The implementation of robots into the workplace is steadily becoming more popular. Where initial capital investments may be high, the payoff of bringing robots into the workspace seems to give back endless benefits which far outweighs the costs.
Industrial workplaces are one of the common professional settings that are using robots. Industrial robots take many names, with the most common one being autonomous mobile robots, or AMRs.
AMRs have become popular due to their ability to adapt easily to routine tasks. This includes ease of programming and intuitive routing where inbuilt sensors can detect and avoid obstacles.
How AMRs are implemented into the workpace
In addition, AMRs have become favoured in the workplace for their ability to replace a portion of the human workforce. While this has been contested in literature and in real life, it is not necessarily a negative thing.
AMRs can offer many benefits to working alongside and sometimes in replacement of humans while not necessarily taking human jobs.
These reasons include:
- Taking on repetitive tasks that most people do not want to do, such as waste collection and a transfer of items from point a to b.
- Work in off-hours such as the night shift or holidays.

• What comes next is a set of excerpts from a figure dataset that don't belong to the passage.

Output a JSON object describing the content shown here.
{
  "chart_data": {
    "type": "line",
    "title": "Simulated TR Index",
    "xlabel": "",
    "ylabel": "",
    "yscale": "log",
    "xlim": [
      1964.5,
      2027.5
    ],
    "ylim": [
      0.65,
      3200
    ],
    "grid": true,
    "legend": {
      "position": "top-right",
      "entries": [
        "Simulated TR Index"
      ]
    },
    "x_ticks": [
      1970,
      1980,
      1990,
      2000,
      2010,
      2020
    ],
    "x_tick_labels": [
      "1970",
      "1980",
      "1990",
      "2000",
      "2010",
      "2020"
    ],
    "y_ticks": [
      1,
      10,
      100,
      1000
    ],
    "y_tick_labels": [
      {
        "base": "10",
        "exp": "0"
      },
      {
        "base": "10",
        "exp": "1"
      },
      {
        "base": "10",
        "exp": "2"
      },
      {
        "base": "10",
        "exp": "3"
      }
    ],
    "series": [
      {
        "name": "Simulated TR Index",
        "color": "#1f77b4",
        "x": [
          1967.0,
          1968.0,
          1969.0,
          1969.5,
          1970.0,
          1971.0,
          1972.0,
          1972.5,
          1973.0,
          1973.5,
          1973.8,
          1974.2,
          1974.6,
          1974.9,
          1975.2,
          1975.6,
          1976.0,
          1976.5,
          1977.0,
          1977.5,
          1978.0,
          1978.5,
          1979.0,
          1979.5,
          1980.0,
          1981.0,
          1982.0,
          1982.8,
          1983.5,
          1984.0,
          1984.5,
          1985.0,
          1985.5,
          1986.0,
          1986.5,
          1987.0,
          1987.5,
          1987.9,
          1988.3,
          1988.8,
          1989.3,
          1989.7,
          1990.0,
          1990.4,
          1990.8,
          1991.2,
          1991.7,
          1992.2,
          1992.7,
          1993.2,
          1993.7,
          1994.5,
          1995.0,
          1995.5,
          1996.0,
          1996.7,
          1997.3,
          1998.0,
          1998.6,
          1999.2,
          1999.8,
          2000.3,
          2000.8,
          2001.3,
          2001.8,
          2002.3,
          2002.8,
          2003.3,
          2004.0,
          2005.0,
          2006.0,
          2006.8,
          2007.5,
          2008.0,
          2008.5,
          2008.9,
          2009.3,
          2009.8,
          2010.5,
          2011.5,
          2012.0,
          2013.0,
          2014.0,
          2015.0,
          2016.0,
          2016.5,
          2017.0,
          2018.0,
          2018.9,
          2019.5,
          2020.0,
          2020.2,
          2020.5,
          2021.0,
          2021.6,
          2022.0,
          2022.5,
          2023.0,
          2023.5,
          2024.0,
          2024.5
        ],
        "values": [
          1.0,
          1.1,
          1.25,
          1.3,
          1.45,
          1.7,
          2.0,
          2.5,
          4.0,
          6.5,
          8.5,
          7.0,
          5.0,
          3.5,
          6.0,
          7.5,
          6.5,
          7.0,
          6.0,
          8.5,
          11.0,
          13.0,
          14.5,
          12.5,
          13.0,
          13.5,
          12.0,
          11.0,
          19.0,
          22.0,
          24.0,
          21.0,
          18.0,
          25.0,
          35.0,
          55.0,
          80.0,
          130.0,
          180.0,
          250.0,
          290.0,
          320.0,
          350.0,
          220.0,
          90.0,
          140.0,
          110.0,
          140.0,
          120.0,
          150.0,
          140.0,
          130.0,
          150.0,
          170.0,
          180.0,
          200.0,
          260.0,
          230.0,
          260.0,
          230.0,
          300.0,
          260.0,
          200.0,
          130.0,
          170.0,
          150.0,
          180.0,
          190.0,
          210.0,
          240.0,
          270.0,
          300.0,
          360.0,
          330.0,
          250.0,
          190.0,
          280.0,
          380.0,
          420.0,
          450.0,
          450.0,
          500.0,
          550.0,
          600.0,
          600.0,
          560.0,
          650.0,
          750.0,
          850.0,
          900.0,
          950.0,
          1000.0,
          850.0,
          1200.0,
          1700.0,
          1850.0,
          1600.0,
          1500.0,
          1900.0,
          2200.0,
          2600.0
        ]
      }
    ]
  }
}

The tasks usually completed in these shifts include menial labour where the pay grade is too low and the hours too odd to be appealing to most people.
- Replacing human labour when they call in sick. This gives employers the advantage of having an extra ‘hand’ on call when an employee is unable to make it. This also saves time on finding a replacement and paying double for sick leave and the extra wage.
- AMRs can be assigned to high-risk jobs and carrying heavy loads. This avoid potential human injury and saves humans for jobs that require a higher level of intelligence.